Course Title: Biomedical Signal Analysis

Part A: Course Overview

Course Title: Biomedical Signal Analysis

Credit Points: 12.00


Course Code




Learning Mode

Teaching Period(s)


City Campus


125H Electrical & Computer Engineering


Sem 2 2006,
Sem 2 2007,
Sem 2 2009,
Sem 2 2011,
Sem 2 2015,
Sem 2 2016


Bundoora Campus


172H School of Engineering


Sem 2 2017

Course Coordinator: Dr Dean Cvetkovic

Course Coordinator Phone: +61 3 9925 9641

Course Coordinator Email:

Course Coordinator Location: 203.3.36

Pre-requisite Courses and Assumed Knowledge and Capabilities

You should have successfully completed the course EEET2369 Signals and Systems, an equivalent course, or provide evidence of equivalent capabilities.

Course Description

In this course you will be encouraged to apply your knowledge of digital signal processing in the analysis of biomedical signals or biosignals. You will learn about the: analog-to-digital conversion, sampling, windowing, filtering, spectral analysis, wavelet, time-frequency and classification. You will also learn how to calculate, simulate and analyse various biosignals measured from the human body. The theory of this biomedical signal analysis will be explained during the interactive lectures and tutorial sessions. There will be opportunities for you to apply this knowledge in practical laboratory exercises and group mini-projects and to engage in one-on-one and group discussions.

Objectives/Learning Outcomes/Capability Development

This course contributes to the following Program Learning Outcomes of the Bachelor of Engineering (Honours):

1.1 Comprehensive, theory based understanding of the underpinning natural and physical sciences and the engineering fundamentals applicable to the engineering discipline.

1.2 In-depth understanding of specialist bodies of knowledge within the engineering discipline.

1.3 Discernment of knowledge development and research directions within the engineering discipline.

2.1 Application of established engineering methods to complex engineering problem solving.

2.2 Fluent application of engineering techniques, tools and resources.

3.2 Effective oral and written communication in professional and lay domains.

3.6 Effective team membership and team leadership.
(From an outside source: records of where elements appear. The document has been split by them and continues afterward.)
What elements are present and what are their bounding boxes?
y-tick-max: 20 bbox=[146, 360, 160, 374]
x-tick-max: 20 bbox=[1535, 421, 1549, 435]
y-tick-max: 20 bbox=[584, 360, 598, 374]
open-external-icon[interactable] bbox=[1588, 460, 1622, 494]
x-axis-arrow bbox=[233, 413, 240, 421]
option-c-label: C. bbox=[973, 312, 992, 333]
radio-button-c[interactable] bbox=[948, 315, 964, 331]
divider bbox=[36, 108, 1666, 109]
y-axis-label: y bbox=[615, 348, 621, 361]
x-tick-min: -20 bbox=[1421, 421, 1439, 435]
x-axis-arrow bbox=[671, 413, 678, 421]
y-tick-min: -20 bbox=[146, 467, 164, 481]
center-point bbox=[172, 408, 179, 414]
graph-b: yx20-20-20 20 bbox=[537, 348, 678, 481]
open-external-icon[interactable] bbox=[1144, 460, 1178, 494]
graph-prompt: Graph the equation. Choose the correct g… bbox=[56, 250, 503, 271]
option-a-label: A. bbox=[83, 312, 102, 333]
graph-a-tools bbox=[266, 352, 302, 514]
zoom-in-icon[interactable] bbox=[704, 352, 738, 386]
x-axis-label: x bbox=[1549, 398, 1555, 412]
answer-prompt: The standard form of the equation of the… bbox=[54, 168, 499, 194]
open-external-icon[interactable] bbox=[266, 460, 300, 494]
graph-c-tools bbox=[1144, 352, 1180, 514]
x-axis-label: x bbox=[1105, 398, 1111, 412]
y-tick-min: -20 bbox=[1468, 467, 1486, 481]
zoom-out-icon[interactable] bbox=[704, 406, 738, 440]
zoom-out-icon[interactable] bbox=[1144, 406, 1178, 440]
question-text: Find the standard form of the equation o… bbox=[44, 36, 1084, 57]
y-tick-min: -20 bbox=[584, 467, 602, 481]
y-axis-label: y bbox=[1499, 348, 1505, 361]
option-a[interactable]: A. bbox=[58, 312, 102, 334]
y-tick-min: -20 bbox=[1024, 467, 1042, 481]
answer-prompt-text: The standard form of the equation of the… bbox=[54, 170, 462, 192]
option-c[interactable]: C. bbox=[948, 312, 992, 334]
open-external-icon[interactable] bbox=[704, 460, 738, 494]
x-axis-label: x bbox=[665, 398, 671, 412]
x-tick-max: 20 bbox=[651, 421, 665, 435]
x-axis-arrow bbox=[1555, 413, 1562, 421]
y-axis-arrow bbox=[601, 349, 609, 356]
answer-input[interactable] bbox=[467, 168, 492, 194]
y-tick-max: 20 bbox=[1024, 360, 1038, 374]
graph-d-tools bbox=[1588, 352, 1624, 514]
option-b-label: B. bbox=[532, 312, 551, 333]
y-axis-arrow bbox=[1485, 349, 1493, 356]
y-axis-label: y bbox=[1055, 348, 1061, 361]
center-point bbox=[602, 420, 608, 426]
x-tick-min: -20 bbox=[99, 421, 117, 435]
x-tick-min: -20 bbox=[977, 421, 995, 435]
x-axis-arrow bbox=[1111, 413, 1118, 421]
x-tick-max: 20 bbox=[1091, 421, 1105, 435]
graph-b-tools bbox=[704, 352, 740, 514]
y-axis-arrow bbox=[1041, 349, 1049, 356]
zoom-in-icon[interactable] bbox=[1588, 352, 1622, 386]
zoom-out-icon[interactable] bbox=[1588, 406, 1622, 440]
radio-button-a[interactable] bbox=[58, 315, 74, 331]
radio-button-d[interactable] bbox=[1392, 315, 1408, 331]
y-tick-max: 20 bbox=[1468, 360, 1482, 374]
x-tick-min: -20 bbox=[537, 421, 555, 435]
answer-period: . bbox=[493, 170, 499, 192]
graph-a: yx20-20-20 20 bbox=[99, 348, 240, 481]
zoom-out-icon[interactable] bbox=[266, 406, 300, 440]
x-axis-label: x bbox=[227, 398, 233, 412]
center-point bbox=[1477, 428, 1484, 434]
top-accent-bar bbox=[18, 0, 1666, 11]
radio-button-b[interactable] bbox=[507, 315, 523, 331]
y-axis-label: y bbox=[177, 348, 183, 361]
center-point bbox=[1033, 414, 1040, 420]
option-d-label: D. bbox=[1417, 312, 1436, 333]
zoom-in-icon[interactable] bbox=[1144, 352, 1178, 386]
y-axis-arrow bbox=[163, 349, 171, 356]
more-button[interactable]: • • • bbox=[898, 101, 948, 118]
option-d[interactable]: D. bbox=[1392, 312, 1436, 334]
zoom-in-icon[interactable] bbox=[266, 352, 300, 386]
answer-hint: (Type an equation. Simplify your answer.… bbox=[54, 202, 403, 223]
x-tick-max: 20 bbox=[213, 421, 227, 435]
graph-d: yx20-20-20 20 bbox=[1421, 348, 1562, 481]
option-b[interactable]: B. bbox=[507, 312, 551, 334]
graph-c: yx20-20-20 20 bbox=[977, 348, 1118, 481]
On completion of this course you should be able to:

  1. Analyse bioelectric signals and measurements using analog-to-digital conversion, sampling and windowing;
  2. Apply cross-correlation and covariance biosignal processing techniques in the analysis of recorded electroencephalographic and electrocardiographic biosignals;
  3. Manage digital filtering, noise reduction, classical and modern spectral analysis, wavelet and time-frequency;
  4. Apply digital filtering and classical spectral analysis to evaluate the electroencephalographic biosignals and the heart rate variability;
  5. Apply modern spectral analysis, wavelet and time-frequency analysis to evaluate the electroencephalographic biosignals;
  6. Apply a range of classification techniques;


Overview of Learning Activities

The learning activities in this course include:

Lectures, Tutorials and Laboratory work:

  • The lectures are designed for you to understand the concepts of modern biomedical engineering signal processing and analysis.
  • The tutorials and laboratory work is designed to give you a hands-on experience of the Matlab signal processing tools available. These have been specifically designed to help you understand the theory and applications without the mathematical rigours associated with the tools.
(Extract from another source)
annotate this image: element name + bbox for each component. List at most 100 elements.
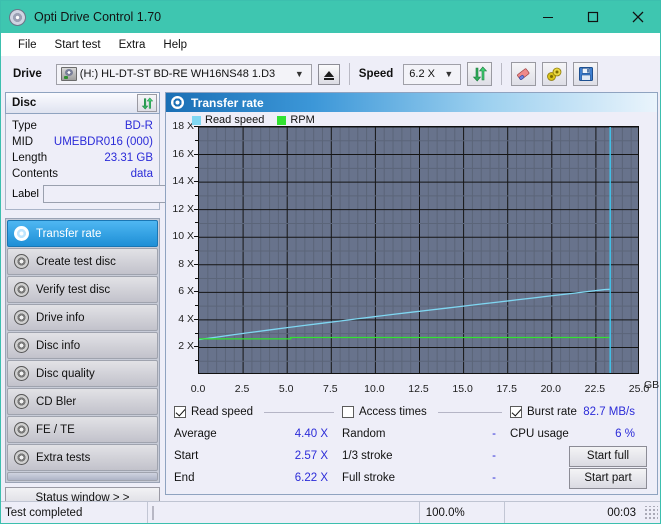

  • The Mini-projects are extensions to the laboratory work undertaken by you. The mini-projects also provide an opportunity to go through structured learning to understand some mathematics and signal processing techniques.
  • Engineering employment requires the capacity to work effectively in teams, to communicate effectively both orally and in writing, and to learn effectively.
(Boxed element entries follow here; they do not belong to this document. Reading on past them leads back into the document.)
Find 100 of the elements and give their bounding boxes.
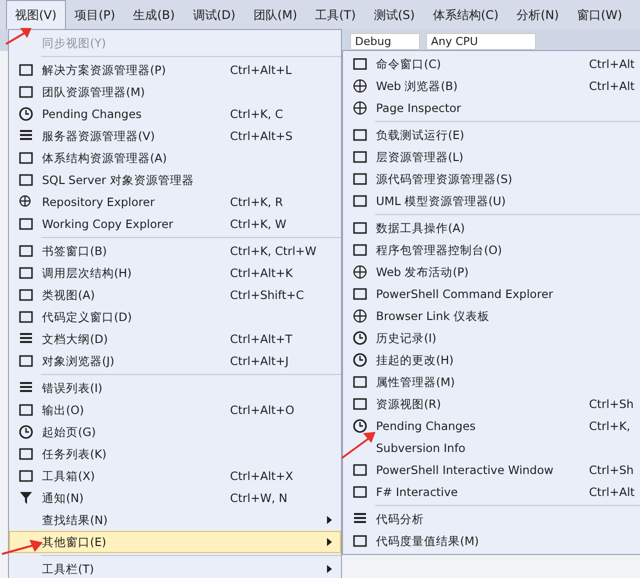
menu-item-label: PowerShell Interactive Window [376, 463, 554, 477]
outline-icon [19, 332, 33, 346]
menu-item[interactable]: Subversion Info [343, 437, 640, 459]
menu-item[interactable]: 查找结果(N) [9, 509, 341, 531]
menu-item[interactable]: 程序包管理器控制台(O) [343, 239, 640, 261]
menu-item[interactable]: Pending Changes Ctrl+K, C [9, 103, 341, 125]
menu-item-label: 书签窗口(B) [42, 244, 108, 258]
menu-item[interactable]: 书签窗口(B) Ctrl+K, Ctrl+W [9, 240, 341, 262]
menu-item-label: 任务列表(K) [42, 446, 108, 462]
shortcut-text: Ctrl+Alt [589, 485, 633, 499]
menu-item-label: 调用层次结构(H) [42, 266, 133, 280]
menu-item[interactable]: 分析(N) [508, 0, 568, 30]
funnel-icon [19, 491, 33, 505]
annotation-arrow [4, 26, 34, 46]
globe-icon [353, 309, 367, 323]
menu-item[interactable]: 类视图(A) Ctrl+Shift+C [9, 284, 341, 306]
menu-item[interactable]: Working Copy Explorer Ctrl+K, W [9, 213, 341, 235]
shortcut-text: Ctrl+Alt+O [230, 403, 296, 417]
menu-item[interactable]: 工具(T) [306, 0, 365, 30]
menu-item-label: 同步视图(Y) [42, 36, 107, 50]
menu-item[interactable]: Web 浏览器(B) Ctrl+Alt [343, 75, 640, 97]
menu-item[interactable]: 体系结构资源管理器(A) [9, 147, 341, 169]
configuration-dropdown[interactable]: Debug [350, 33, 420, 50]
shortcut-text: Ctrl+Alt+S [230, 129, 294, 143]
menu-item[interactable]: Page Inspector [343, 97, 640, 119]
menu-item[interactable]: 源代码管理资源管理器(S) [343, 168, 640, 190]
menu-item[interactable]: 起始页(G) [9, 421, 341, 443]
menu-item[interactable]: 通知(N) Ctrl+W, N [9, 487, 341, 509]
menu-item-label: 历史记录(I) [376, 330, 438, 346]
menu-item-label: 类视图(A) [42, 288, 96, 302]
menu-item[interactable]: 窗口(W) [568, 0, 632, 30]
menu-item[interactable]: 调用层次结构(H) Ctrl+Alt+K [9, 262, 341, 284]
menu-item[interactable]: UML 模型资源管理器(U) [343, 190, 640, 212]
menu-item[interactable]: 文档大纲(D) Ctrl+Alt+T [9, 328, 341, 350]
menu-item[interactable]: Repository Explorer Ctrl+K, R [9, 191, 341, 213]
menu-item-label: 属性管理器(M) [376, 374, 456, 390]
menu-item[interactable]: 服务器资源管理器(V) Ctrl+Alt+S [9, 125, 341, 147]
menu-item[interactable]: 对象浏览器(J) Ctrl+Alt+J [9, 350, 341, 372]
shortcut-text: Ctrl+K, W [230, 217, 288, 231]
menu-item-label: 查找结果(N) [42, 512, 109, 528]
menu-item[interactable]: 代码度量值结果(M) [343, 530, 640, 552]
menu-item-label: Working Copy Explorer [42, 217, 174, 231]
menu-item[interactable]: Pending Changes Ctrl+K, [343, 415, 640, 437]
menu-item[interactable]: 生成(B) [124, 0, 184, 30]
menu-item[interactable]: 属性管理器(M) [343, 371, 640, 393]
menu-item[interactable]: 调试(D) [184, 0, 244, 30]
globe-icon [353, 265, 367, 279]
menu-item[interactable]: 数据工具操作(A) [343, 217, 640, 239]
menu-item[interactable]: 命令窗口(C) Ctrl+Alt [343, 53, 640, 75]
menu-item-label: SQL Server 对象资源管理器 [42, 172, 195, 188]
menu-item-label: Pending Changes [42, 107, 143, 121]
shortcut-text: Ctrl+K, [589, 419, 632, 433]
menu-item[interactable]: 团队(M) [244, 0, 306, 30]
menu-item-label: 源代码管理资源管理器(S) [376, 172, 514, 186]
menu-item-label: 对象浏览器(J) [42, 354, 116, 368]
menu-item[interactable]: 挂起的更改(H) [343, 349, 640, 371]
menu-item[interactable]: 错误列表(I) [9, 377, 341, 399]
menu-item[interactable]: 工具箱(X) Ctrl+Alt+X [9, 465, 341, 487]
menu-item[interactable]: F# Interactive Ctrl+Alt [343, 481, 640, 503]
menu-item-label: 其他窗口(E) [42, 534, 108, 550]
menu-item[interactable]: 项目(P) [66, 0, 124, 30]
shortcut-text: Ctrl+Alt [589, 57, 633, 71]
menu-item-label: 挂起的更改(H) [376, 352, 455, 368]
menu-item[interactable]: Browser Link 仪表板 [343, 305, 640, 327]
menu-item-label: 错误列表(I) [42, 380, 104, 396]
menu-item-label: 体系结构资源管理器(A) [42, 150, 168, 166]
menu-item[interactable]: 代码分析 [343, 508, 640, 530]
platform-dropdown[interactable]: Any CPU [426, 33, 536, 50]
menu-item[interactable]: 解决方案资源管理器(P) Ctrl+Alt+L [9, 59, 341, 81]
menu-item[interactable]: 体系结构(C) [424, 0, 508, 30]
clock-icon [19, 107, 33, 121]
menu-item[interactable]: PowerShell Command Explorer [343, 283, 640, 305]
shortcut-text: Ctrl+K, C [230, 107, 284, 121]
menu-item[interactable]: 工具栏(T) [9, 558, 341, 578]
menu-item[interactable]: 历史记录(I) [343, 327, 640, 349]
menu-item-label: 层资源管理器(L) [376, 150, 464, 164]
menu-item[interactable]: 代码定义窗口(D) [9, 306, 341, 328]
menu-item-label: 起始页(G) [42, 424, 97, 440]
menu-item[interactable]: 输出(O) Ctrl+Alt+O [9, 399, 341, 421]
menu-item[interactable]: 任务列表(K) [9, 443, 341, 465]
menu-item[interactable]: 团队资源管理器(M) [9, 81, 341, 103]
menu-item[interactable]: 视图(V) [6, 0, 66, 30]
menu-item[interactable]: Web 发布活动(P) [343, 261, 640, 283]
list-icon [353, 512, 367, 526]
clock-icon [353, 419, 367, 433]
menu-item-label: 工具栏(T) [42, 562, 95, 576]
menu-item[interactable]: 测试(S) [364, 0, 424, 30]
menu-item-label: 命令窗口(C) [376, 56, 442, 72]
menu-item[interactable]: 资源视图(R) Ctrl+Sh [343, 393, 640, 415]
menu-item[interactable]: 其他窗口(E) [9, 531, 341, 553]
menu-item[interactable]: SQL Server 对象资源管理器 [9, 169, 341, 191]
menu-item-label: Page Inspector [376, 101, 462, 115]
menu-item-label: Repository Explorer [42, 195, 156, 209]
menu-item-label: 通知(N) [42, 490, 85, 506]
menu-item[interactable]: 层资源管理器(L) [343, 146, 640, 168]
menu-item[interactable]: PowerShell Interactive Window Ctrl+Sh [343, 459, 640, 481]
menu-item-label: 程序包管理器控制台(O) [376, 242, 504, 258]
shortcut-text: Ctrl+Alt+K [230, 266, 294, 280]
shortcut-text: Ctrl+Alt+J [230, 354, 290, 368]
menu-item[interactable]: 负载测试运行(E) [343, 124, 640, 146]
Overview of Learning Resources

For the course’s prescribed texts, reference books and other resources such as articles, refer to Part B of the Course Guide and the online learning resources accessible via myRMIT Studies.

All learning resources for this course are available on the blackboard university online system. These resources include:

  • Weekly step by step guidance how to proceed with your study;
  • Theoretical module including PDF document, explaining various topics and ideas;
  • Tutorial exercises including hand written and Matlab script examples with solutions;
  • Laboratory assignment instruction module including written explanations, signal processing examples in Matlab;
  • Laboratory and mini project assignment work has been designed to develop your team and communication skills through written reports and presentations;
  • Mini project work to develop your research skills.


Overview of Assessment

X  This course has no hurdle requirements.

You will be assessed on your knowledge and skills demonstrated from the following deliverables:

Assessment Task 1: Laboratory (reports)

Weighting 20%

This assessment task supports CLOs 1, 2, 3, 4 & 5.

Assessment Task 2: Mini Project (report and presentation)

Weighting 20%

This assessment task supports CLOs 1, 2, 3, 4, 5 & 6.

Assessment Task 3: Lecture Test (written)

Weighting 10%

This assessment task supports CLOs 1, 2, 3 & 4.

Assessment Task 4: Examination (written)

Weighting 50%

This assessment task supports CLOs 1, 2, 3, 4, 5 & 6.